Wednesday, January 18, 2012

Proverbs 29:11; running off at the mouth

11 ¶ A fool uttereth all his mind: but a wise man keepeth it in till afterwards.

We all have this evidence in our memory. You said too much in a job interview. You said the wrong thing to your spouse or friend. You said too much to your boss at work. You said too much to a potential customer. A wise person doesn’t say everything he could say but everything he should say. The interviewer doesn’t need to hear your negative opinions of your last employer. Your spouse doesn’t need to hear all that you think needs to be said about how she doesn’t cook this or that like your mother. Your friend doesn’t need to hear from you what a failure he is. You don’t want to talk yourself out of a sale.

We all remember some of our TMI moments, as in ‘too much information.’ There is a time for silence. When a Bible believer witnesses to a stranger or a family member there are a lot of things he or she could say, but shouldn’t. Saying everything that’s on your mind is not an effective presentation of the gospel. Some of the things you might FEEL like saying are from your flesh and are not glorifying to Christ.

The news is full these days of petty politicians bringing their ‘running off at the mouth’ disease into the political debate with such things as, “women have handicapped children because they had abortions in the past,” or “don’t feed the poor, it enourages them to breed,” and the like. Just because something is in your head doesn’t mean it should come out of your mouth.

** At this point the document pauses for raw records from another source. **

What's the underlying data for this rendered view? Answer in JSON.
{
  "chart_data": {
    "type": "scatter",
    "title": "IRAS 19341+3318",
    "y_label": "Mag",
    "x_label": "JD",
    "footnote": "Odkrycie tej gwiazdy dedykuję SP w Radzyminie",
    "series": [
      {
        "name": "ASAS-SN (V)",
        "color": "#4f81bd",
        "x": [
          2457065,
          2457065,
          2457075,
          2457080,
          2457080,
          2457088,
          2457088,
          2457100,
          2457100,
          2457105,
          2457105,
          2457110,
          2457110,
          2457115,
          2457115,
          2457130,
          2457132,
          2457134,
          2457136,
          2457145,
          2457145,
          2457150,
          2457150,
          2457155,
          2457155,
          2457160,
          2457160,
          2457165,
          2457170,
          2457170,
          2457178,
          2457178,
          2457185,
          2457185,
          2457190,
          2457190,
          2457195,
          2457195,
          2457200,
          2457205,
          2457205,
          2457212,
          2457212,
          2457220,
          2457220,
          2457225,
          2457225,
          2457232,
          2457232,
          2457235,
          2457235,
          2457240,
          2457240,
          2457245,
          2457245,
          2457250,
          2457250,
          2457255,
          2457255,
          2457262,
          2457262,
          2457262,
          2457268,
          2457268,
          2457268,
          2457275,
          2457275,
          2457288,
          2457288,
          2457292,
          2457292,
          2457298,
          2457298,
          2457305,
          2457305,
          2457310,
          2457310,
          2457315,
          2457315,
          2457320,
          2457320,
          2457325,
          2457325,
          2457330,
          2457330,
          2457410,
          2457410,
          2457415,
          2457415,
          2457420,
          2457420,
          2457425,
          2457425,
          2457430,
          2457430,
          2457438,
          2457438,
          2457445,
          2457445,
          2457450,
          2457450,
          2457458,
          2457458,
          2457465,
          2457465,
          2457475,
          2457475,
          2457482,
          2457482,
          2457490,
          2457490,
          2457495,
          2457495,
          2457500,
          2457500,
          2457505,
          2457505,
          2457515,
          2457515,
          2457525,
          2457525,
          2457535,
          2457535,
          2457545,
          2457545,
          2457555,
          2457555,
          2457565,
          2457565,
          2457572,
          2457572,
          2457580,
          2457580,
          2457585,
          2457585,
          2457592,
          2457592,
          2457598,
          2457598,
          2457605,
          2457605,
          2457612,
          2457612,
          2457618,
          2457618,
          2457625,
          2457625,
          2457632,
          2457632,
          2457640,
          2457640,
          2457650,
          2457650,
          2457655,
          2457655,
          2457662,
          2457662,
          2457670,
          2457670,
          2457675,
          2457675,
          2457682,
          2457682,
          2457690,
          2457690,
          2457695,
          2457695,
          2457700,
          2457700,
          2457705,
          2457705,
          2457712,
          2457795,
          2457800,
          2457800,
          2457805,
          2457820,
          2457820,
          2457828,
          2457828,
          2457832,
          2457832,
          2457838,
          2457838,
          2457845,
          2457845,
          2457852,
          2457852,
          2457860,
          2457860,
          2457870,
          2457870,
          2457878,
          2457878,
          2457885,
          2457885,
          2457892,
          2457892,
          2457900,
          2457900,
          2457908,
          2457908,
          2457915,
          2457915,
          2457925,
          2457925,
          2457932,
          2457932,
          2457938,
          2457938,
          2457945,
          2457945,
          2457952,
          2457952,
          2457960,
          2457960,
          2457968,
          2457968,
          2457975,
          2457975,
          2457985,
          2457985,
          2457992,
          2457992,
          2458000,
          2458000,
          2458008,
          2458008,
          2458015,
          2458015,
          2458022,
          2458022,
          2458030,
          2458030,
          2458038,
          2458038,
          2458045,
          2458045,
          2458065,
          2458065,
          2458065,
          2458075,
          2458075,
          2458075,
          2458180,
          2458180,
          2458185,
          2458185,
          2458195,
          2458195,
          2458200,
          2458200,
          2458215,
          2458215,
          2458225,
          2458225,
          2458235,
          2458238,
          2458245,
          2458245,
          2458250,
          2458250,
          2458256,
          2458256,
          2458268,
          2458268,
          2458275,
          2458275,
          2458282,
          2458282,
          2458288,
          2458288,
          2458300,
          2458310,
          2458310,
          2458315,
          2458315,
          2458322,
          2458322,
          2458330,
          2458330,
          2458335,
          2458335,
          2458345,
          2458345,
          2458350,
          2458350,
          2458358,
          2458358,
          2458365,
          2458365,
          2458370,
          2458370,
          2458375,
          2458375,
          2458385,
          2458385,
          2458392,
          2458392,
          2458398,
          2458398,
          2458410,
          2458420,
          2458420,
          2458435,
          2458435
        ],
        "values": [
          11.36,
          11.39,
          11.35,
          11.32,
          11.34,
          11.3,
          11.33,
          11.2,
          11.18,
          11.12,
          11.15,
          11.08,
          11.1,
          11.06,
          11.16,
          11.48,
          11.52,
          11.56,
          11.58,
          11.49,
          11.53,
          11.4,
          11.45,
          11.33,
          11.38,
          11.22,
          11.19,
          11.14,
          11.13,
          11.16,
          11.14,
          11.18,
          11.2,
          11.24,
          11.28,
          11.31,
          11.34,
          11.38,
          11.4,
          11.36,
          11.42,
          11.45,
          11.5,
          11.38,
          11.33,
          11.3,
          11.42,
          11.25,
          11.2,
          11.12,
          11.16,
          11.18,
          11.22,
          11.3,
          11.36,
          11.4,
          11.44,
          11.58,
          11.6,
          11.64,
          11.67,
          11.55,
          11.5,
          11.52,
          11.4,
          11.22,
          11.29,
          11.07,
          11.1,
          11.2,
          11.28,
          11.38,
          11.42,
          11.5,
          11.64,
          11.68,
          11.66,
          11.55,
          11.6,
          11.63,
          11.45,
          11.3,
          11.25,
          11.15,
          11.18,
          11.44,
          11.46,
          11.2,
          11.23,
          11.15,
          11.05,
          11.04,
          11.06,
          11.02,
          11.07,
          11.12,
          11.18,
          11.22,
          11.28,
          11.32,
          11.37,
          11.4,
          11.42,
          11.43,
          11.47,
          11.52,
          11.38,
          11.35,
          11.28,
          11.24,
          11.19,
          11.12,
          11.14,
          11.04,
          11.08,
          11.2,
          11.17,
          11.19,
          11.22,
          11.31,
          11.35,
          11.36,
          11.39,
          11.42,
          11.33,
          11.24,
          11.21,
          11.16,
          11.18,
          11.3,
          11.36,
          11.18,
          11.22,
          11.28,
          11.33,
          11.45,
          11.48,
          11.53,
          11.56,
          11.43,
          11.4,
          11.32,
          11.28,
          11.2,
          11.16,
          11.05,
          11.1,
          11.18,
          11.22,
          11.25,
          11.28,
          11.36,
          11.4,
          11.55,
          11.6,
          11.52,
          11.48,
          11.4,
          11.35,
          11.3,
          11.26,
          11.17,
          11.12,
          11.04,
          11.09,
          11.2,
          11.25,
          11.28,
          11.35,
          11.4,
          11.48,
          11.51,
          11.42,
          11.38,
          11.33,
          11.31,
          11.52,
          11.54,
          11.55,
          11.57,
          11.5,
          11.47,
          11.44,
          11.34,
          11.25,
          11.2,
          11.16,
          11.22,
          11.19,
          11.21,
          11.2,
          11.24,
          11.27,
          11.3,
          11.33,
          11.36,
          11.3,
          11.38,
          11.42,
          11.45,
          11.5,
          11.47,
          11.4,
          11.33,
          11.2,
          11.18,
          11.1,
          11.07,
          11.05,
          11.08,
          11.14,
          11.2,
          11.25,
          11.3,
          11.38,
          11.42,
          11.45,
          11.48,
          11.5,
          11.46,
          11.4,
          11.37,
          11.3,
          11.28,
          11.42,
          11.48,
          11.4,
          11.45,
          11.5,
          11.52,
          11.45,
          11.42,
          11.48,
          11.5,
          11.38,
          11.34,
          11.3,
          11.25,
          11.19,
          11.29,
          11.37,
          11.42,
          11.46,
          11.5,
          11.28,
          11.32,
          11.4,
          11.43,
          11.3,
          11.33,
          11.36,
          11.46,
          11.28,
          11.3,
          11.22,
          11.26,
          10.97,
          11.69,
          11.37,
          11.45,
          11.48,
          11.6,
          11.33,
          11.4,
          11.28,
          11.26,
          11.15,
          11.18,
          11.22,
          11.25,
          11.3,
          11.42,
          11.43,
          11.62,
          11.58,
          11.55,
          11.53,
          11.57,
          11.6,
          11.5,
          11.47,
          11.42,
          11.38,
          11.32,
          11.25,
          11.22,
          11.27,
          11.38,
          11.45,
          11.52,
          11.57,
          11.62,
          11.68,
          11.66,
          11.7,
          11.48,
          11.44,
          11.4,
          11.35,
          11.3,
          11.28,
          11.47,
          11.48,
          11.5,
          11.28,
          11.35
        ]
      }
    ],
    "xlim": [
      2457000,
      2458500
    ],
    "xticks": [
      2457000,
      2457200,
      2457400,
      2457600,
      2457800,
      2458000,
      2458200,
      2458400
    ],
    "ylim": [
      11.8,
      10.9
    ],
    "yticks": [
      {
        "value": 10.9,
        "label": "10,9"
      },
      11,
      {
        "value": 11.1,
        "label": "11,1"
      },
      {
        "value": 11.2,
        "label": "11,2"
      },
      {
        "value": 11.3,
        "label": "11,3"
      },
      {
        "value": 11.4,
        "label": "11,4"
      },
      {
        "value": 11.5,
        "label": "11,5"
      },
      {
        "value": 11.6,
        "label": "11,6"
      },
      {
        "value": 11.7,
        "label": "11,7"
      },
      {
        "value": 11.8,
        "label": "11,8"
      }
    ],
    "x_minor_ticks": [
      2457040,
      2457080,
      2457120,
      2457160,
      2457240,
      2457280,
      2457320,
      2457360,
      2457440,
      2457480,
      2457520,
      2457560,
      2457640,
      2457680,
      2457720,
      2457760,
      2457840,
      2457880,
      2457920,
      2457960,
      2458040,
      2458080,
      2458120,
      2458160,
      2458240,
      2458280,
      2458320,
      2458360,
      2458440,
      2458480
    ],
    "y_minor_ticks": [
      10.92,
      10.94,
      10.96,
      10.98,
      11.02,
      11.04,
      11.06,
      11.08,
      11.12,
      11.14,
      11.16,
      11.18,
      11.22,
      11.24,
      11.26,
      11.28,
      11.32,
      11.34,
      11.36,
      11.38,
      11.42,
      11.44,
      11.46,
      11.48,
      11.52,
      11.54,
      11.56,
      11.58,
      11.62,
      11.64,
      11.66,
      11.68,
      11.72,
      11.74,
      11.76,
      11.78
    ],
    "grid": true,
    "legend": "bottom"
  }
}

With regard to our own religious beliefs, we should have the discernment to follow Paul’s admonition;

Ephesians 4:29 Let no corrupt communication proceed out of your mouth, but that which is good to the use of edifying, that it may minister grace unto the hearers.

People need to know that Christ is the only answer for a dying world and they need to know that we are all sinners bound for Hell without Christ in rebellion against a Holy God who offered us a way to get beyond that veil between us and Him by His own death on the cross, a ransom for sin, and by our acceptance of it as payment for our sin; by our trusting in Christ, God in the flesh, to have eternal life and to get to heaven, and getting there in Him alone. They’ll realize, if they honestly consider and the Holy Spirit has been working on them, how wicked their hearts really are. Harping on how they’re dressed, their tatooes and piercings, hair style or color, or what’s playing on their television completely misses the point in a way that some moron screaming unintelligible Bible verses through a megaphone at a gay pride rally misses the point.

Pick your words and don’t say whatever’s on your mind in some self righteous display of being what Paul, in the wisdom given to him by God, calls “wise in your own conceits.” (Romans 12:16) . You are an ambassador for Christ, His spokesman on earth. Are you witnessing for your own glory or for His? Trying to score points? Do you walk away smugly self satisfied that you’ve done your job, they’ve heard the gospel, no matter how mean spirited and hateful you put it? Just because it comes into your head doesn’t mean you have to be a fool and let it come out of your mouth. Remember, in the Bible God’s hardest speeches, His most angry comments, are reserved for the self righteous among the so called believers, Jew or Gentile, for those who honor Him with their mouths but whose hearts are far from Him.

Colossians 4:6 Let your speech be alway with grace, seasoned with salt, that ye may know how ye ought to answer every man.